Wir sollten uns vor dem Hintergrund des Gleichnisses auch fragen, welche Sicht von dem Herrn wir habe. Und welche Auswirkung hat das auf mein Handeln?
Von den beiden erst Knechten kennen wir ihre Sichtweise nicht. Wir können nur aus ihrem Handeln Schlüsse ziehen. Sie sind offensichtlich der Meinung, dass der Herr eine hohe Erwartungshaltung an die Arbeit seiner Knechte hat und sie daher tätig werden müssen. Sie treiben Handel und arbeiten.
Der dritte Knecht bringt seine Sicht auf den Herrn explizit zum Ausdruck.
Herr, ich kannte dich, dass du ein harter Mann bist. Du erntest, wo du nicht gesät, und sammelst, wo du nicht ausgestreut hast. — Matthäus 25,24
Er hält den Herrn für hart und unehrlich und hat daraus Schlüsse für sein Handeln abgeleitet. Er war nur auf Sicherung des Status Quo, auf Besitzstandwahrung bedacht.
Aber die Wirklichkeit ist eine andere. Der Herr ist großzügig. Er verteilt Geschenke von unvorstellbarem Wert und legt diese in die Hände seiner Knechte. Und er ist ein Herr, der treue Knecht mehr als reichlich belohnt!
Jesus hat seine Jünger in anderem Zusammenhang gefragt: »Und ihr, für wen haltet ihr mich?« (Mt 16,15) Wir können die Frage etwas abwandeln: Was denken wir über Jesus? Für was für einen Herrn halten wir ihn? Sind wir wie die beiden ersten Knechte, die die Großzügigkeit des Herrn gesehen und begriffen haben? Oder sind wir wie der dritte Knecht und halten Jesus für hart und unehrlich?
Zusammenfassung #
Jesus hat seinen Jüngern eine Warnung bezüglich der Ereignisse gegeben, die über die nächste Generation kommen würden. Er hat ihnen Zeichen offenbart, an denen sie das Kommen des Menschensohnes im Triumph erkennen werden. Aber Er warnt sie auch, dass die Zeit bis dahin lang werden wird. Dass Er sich verzögert. Und dass Er seine Jünger zu verschiedenen Sünden versuchen wird und sich so ihr Glaube bewähren wird.

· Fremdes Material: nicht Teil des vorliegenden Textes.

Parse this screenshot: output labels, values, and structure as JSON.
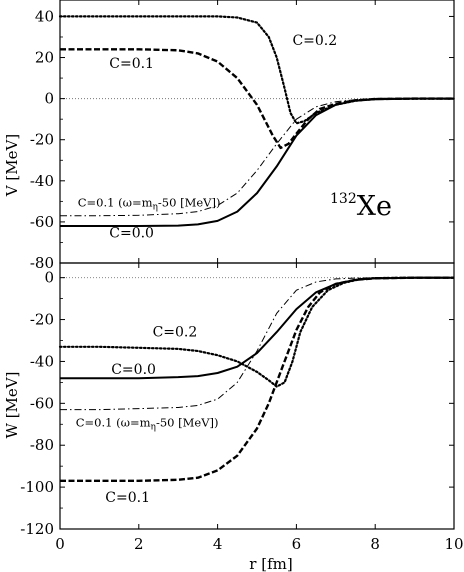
{
  "chart_data": [
    {
      "type": "line",
      "panel": "top",
      "xlabel": "",
      "ylabel": "V [MeV]",
      "xlim": [
        0,
        10
      ],
      "ylim": [
        -80,
        48
      ],
      "yticks": [
        40,
        20,
        0,
        -20,
        -40,
        -60,
        -80
      ],
      "ytick_labels": [
        "40",
        "20",
        "0",
        "-20",
        "-40",
        "-60",
        "-80"
      ],
      "nucleus_label": {
        "mass": "132",
        "symbol": "Xe"
      },
      "grid": false,
      "reference_line": 0,
      "series": [
        {
          "name": "C=0.0",
          "style": "solid",
          "x": [
            0,
            1,
            2,
            3,
            3.5,
            4,
            4.5,
            5,
            5.5,
            6,
            6.5,
            7,
            7.5,
            8,
            9,
            10
          ],
          "y": [
            -62,
            -62,
            -62,
            -61.8,
            -61.2,
            -59.5,
            -55,
            -46,
            -33,
            -18,
            -8,
            -3,
            -1,
            -0.3,
            0,
            0
          ]
        },
        {
          "name": "C=0.1",
          "style": "dashed",
          "x": [
            0,
            1,
            2,
            3,
            3.5,
            4,
            4.5,
            5,
            5.4,
            5.6,
            5.8,
            6,
            6.3,
            6.6,
            7,
            7.5,
            8,
            9,
            10
          ],
          "y": [
            24,
            24,
            24,
            23.5,
            22,
            18,
            10,
            -3,
            -18,
            -24,
            -22,
            -17,
            -10,
            -5,
            -2.5,
            -0.8,
            -0.2,
            0,
            0
          ]
        },
        {
          "name": "C=0.2",
          "style": "dotted",
          "x": [
            0,
            1,
            2,
            3,
            4,
            4.5,
            5,
            5.3,
            5.5,
            5.7,
            5.85,
            6,
            6.2,
            6.5,
            7,
            7.5,
            8,
            9,
            10
          ],
          "y": [
            40,
            40,
            40,
            40,
            40,
            39.5,
            37,
            30,
            20,
            5,
            -7,
            -12,
            -11,
            -7,
            -3,
            -1,
            -0.2,
            0,
            0
          ]
        },
        {
          "name": "C=0.1 (ω=mη-50 [MeV])",
          "style": "dashdot",
          "x": [
            0,
            1,
            2,
            3,
            3.5,
            4,
            4.5,
            5,
            5.5,
            6,
            6.5,
            7,
            7.5,
            8,
            9,
            10
          ],
          "y": [
            -57,
            -57,
            -56.8,
            -56,
            -55,
            -52,
            -46,
            -35,
            -22,
            -10,
            -4,
            -1.5,
            -0.5,
            -0.1,
            0,
            0
          ]
        }
      ],
      "annotations": [
        {
          "text": "C=0.2",
          "x": 5.9,
          "y": 26
        },
        {
          "text": "C=0.1",
          "x": 1.25,
          "y": 15
        },
        {
          "text": "C=0.1 (ω=m",
          "sub": "η",
          "tail": "-50 [MeV])",
          "x": 0.45,
          "y": -52.5
        },
        {
          "text": "C=0.0",
          "x": 1.25,
          "y": -67.5
        }
      ]
    },
    {
      "type": "line",
      "panel": "bottom",
      "xlabel": "r [fm]",
      "ylabel": "W [MeV]",
      "xlim": [
        0,
        10
      ],
      "ylim": [
        -120,
        7
      ],
      "xticks": [
        0,
        2,
        4,
        6,
        8,
        10
      ],
      "xtick_labels": [
        "0",
        "2",
        "4",
        "6",
        "8",
        "10"
      ],
      "yticks": [
        0,
        -20,
        -40,
        -60,
        -80,
        -100,
        -120
      ],
      "ytick_labels": [
        "0",
        "-20",
        "-40",
        "-60",
        "-80",
        "-100",
        "-120"
      ],
      "grid": false,
      "reference_line": 0,
      "series": [
        {
          "name": "C=0.0",
          "style": "solid",
          "x": [
            0,
            1,
            2,
            3,
            3.5,
            4,
            4.5,
            5,
            5.5,
            6,
            6.5,
            7,
            7.5,
            8,
            9,
            10
          ],
          "y": [
            -48,
            -48,
            -48,
            -47.5,
            -47,
            -45.5,
            -42.5,
            -36,
            -26,
            -15,
            -7,
            -3,
            -1,
            -0.3,
            0,
            0
          ]
        },
        {
          "name": "C=0.1",
          "style": "dashed",
          "x": [
            0,
            1,
            2,
            3,
            3.5,
            4,
            4.5,
            5,
            5.3,
            5.6,
            6,
            6.3,
            6.6,
            7,
            7.5,
            8,
            9,
            10
          ],
          "y": [
            -97,
            -97,
            -97,
            -96.5,
            -95.5,
            -92,
            -85,
            -72,
            -60,
            -45,
            -25,
            -14,
            -7,
            -3,
            -1,
            -0.3,
            0,
            0
          ]
        },
        {
          "name": "C=0.2",
          "style": "dotted",
          "x": [
            0,
            1,
            2,
            3,
            3.5,
            4,
            4.5,
            5,
            5.3,
            5.5,
            5.7,
            5.9,
            6.1,
            6.4,
            6.8,
            7.2,
            7.6,
            8,
            9,
            10
          ],
          "y": [
            -33,
            -33,
            -33.5,
            -34,
            -35,
            -37,
            -40,
            -45,
            -49,
            -52,
            -50,
            -40,
            -26,
            -14,
            -6,
            -2.5,
            -0.8,
            -0.2,
            0,
            0
          ]
        },
        {
          "name": "C=0.1 (ω=mη-50 [MeV])",
          "style": "dashdot",
          "x": [
            0,
            1,
            2,
            3,
            3.5,
            4,
            4.5,
            5,
            5.5,
            6,
            6.5,
            7,
            7.5,
            8,
            9,
            10
          ],
          "y": [
            -63,
            -63,
            -62.5,
            -62,
            -61,
            -58,
            -50,
            -35,
            -17,
            -6,
            -2,
            -0.6,
            -0.2,
            0,
            0,
            0
          ]
        }
      ],
      "annotations": [
        {
          "text": "C=0.2",
          "x": 2.35,
          "y": -28
        },
        {
          "text": "C=0.0",
          "x": 1.3,
          "y": -46
        },
        {
          "text": "C=0.1 (ω=m",
          "sub": "η",
          "tail": "-50 [MeV])",
          "x": 0.4,
          "y": -71
        },
        {
          "text": "C=0.1",
          "x": 1.15,
          "y": -107
        }
      ]
    }
  ]
}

Als Priester werden Seine Jünger versucht sein, die Arbeit im Haus des Herrn aufzugeben und stattdessen ihre Hausgenossen zu missbrauchen und zu misshandeln. Sie werden versucht sein, sich den Trunksüchtigen anzuschließen und ein Teil der Gemeinschaft zu werden, die Jesus bei seiner Rückkehr richten wird.

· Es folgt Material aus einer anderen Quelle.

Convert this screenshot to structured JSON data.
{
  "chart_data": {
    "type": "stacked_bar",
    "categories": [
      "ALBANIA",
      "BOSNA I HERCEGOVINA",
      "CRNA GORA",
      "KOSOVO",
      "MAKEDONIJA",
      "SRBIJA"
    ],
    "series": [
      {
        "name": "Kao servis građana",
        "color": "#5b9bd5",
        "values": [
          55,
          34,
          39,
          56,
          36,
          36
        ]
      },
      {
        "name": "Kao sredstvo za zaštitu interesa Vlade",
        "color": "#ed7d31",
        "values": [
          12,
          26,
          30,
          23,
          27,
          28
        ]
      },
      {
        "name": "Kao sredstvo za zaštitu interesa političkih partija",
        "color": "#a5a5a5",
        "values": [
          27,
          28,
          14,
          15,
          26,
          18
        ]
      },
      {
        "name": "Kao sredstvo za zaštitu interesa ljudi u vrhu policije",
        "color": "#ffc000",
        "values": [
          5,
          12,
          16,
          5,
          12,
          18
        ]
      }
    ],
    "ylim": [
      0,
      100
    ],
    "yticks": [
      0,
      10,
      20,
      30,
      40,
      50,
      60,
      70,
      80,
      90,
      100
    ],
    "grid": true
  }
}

Als Könige werden sie versucht sein, ihre Schätze zu horten, sie in ein Tuch zu wickeln und versteckt zu halten. Und das aus Sorge, der Herr könnte ärgerlich werden, weil sie etwas von Seinen Dingen verlieren.
Um die Anerkennung des Herrn zu erlange, müssen sie treue Priester und Könige sein.

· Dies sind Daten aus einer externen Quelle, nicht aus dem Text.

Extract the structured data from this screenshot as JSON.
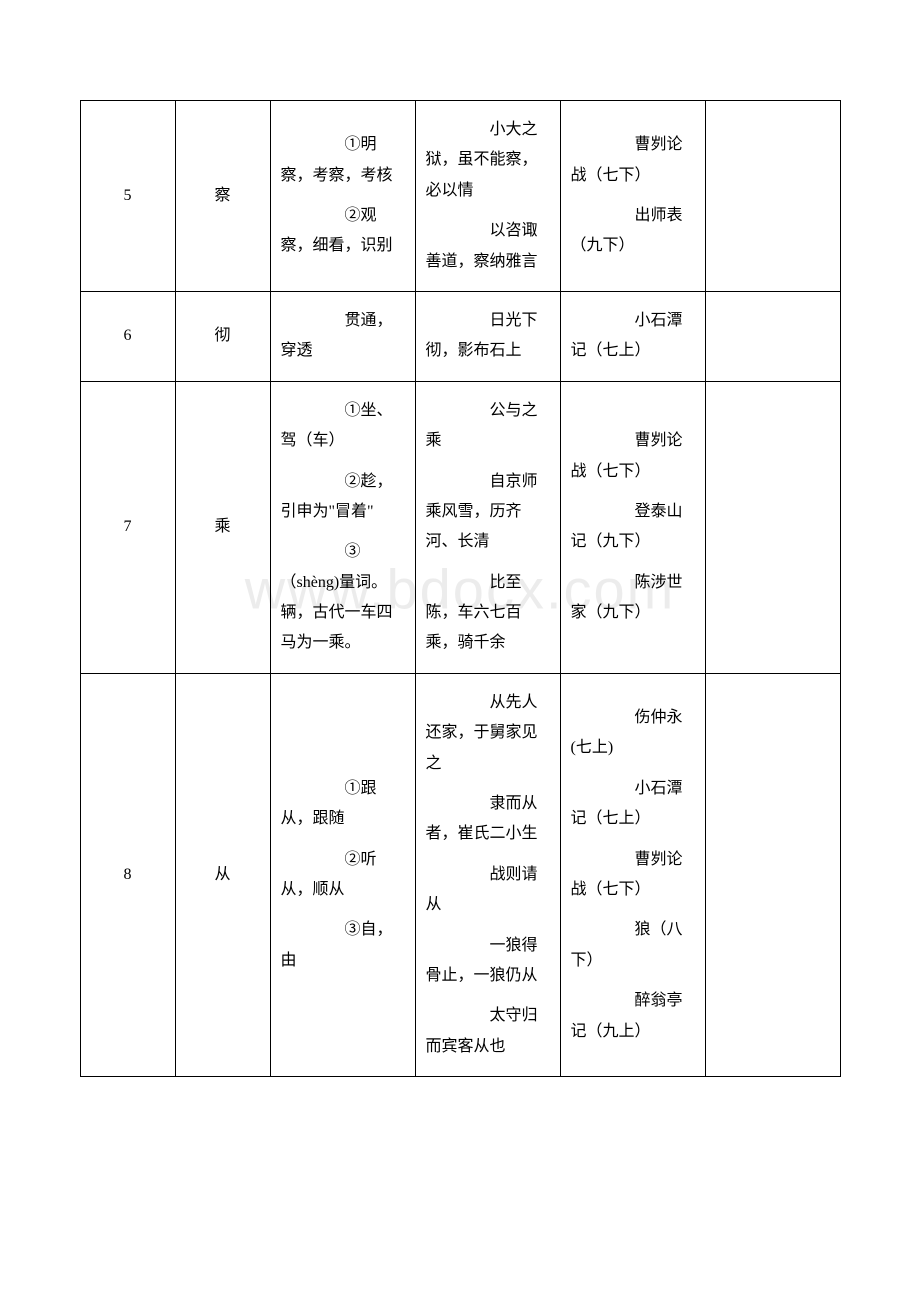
{
  "watermark": "www.bdocx.com",
  "rows": [
    {
      "num": "5",
      "char": "察",
      "meanings": [
        "　　①明察，考察，考核",
        "　　②观察，细看，识别"
      ],
      "examples": [
        "　　小大之狱，虽不能察，必以情",
        "　　以咨诹善道，察纳雅言"
      ],
      "sources": [
        "　　曹刿论战（七下）",
        "　　出师表（九下）"
      ]
    },
    {
      "num": "6",
      "char": "彻",
      "meanings": [
        "　　贯通，穿透"
      ],
      "examples": [
        "　　日光下彻，影布石上"
      ],
      "sources": [
        "　　小石潭记（七上）"
      ]
    },
    {
      "num": "7",
      "char": "乘",
      "meanings": [
        "　　①坐、驾（车）",
        "　　②趁，引申为\"冒着\"",
        "　　③（shèng)量词。辆，古代一车四马为一乘。"
      ],
      "examples": [
        "　　公与之乘",
        "　　自京师乘风雪，历齐河、长清",
        "　　比至陈，车六七百乘，骑千余"
      ],
      "sources": [
        "　　曹刿论战（七下）",
        "　　登泰山记（九下）",
        "　　陈涉世家（九下）"
      ]
    },
    {
      "num": "8",
      "char": "从",
      "meanings": [
        "　　①跟从，跟随",
        "　　②听从，顺从",
        "　　③自，由"
      ],
      "examples": [
        "　　从先人还家，于舅家见之",
        "　　隶而从者，崔氏二小生",
        "　　战则请从",
        "　　一狼得骨止，一狼仍从",
        "　　太守归而宾客从也"
      ],
      "sources": [
        "　　伤仲永(七上)",
        "　　小石潭记（七上）",
        "　　曹刿论战（七下）",
        "　　狼（八下）",
        "　　醉翁亭记（九上）"
      ]
    }
  ]
}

Und wenn wir Priester und Könige Gottes sein wollen, müssen wir uns auf dieselbe Weise wie die Jünger vorbereiten:
- Treu dienen.
- Unsere Lampen brennen lassen (Gehorsam, gute Werke).
- Investieren und vermehren des Schatzes (das Evangelium), den unser Herr uns anvertraut hat.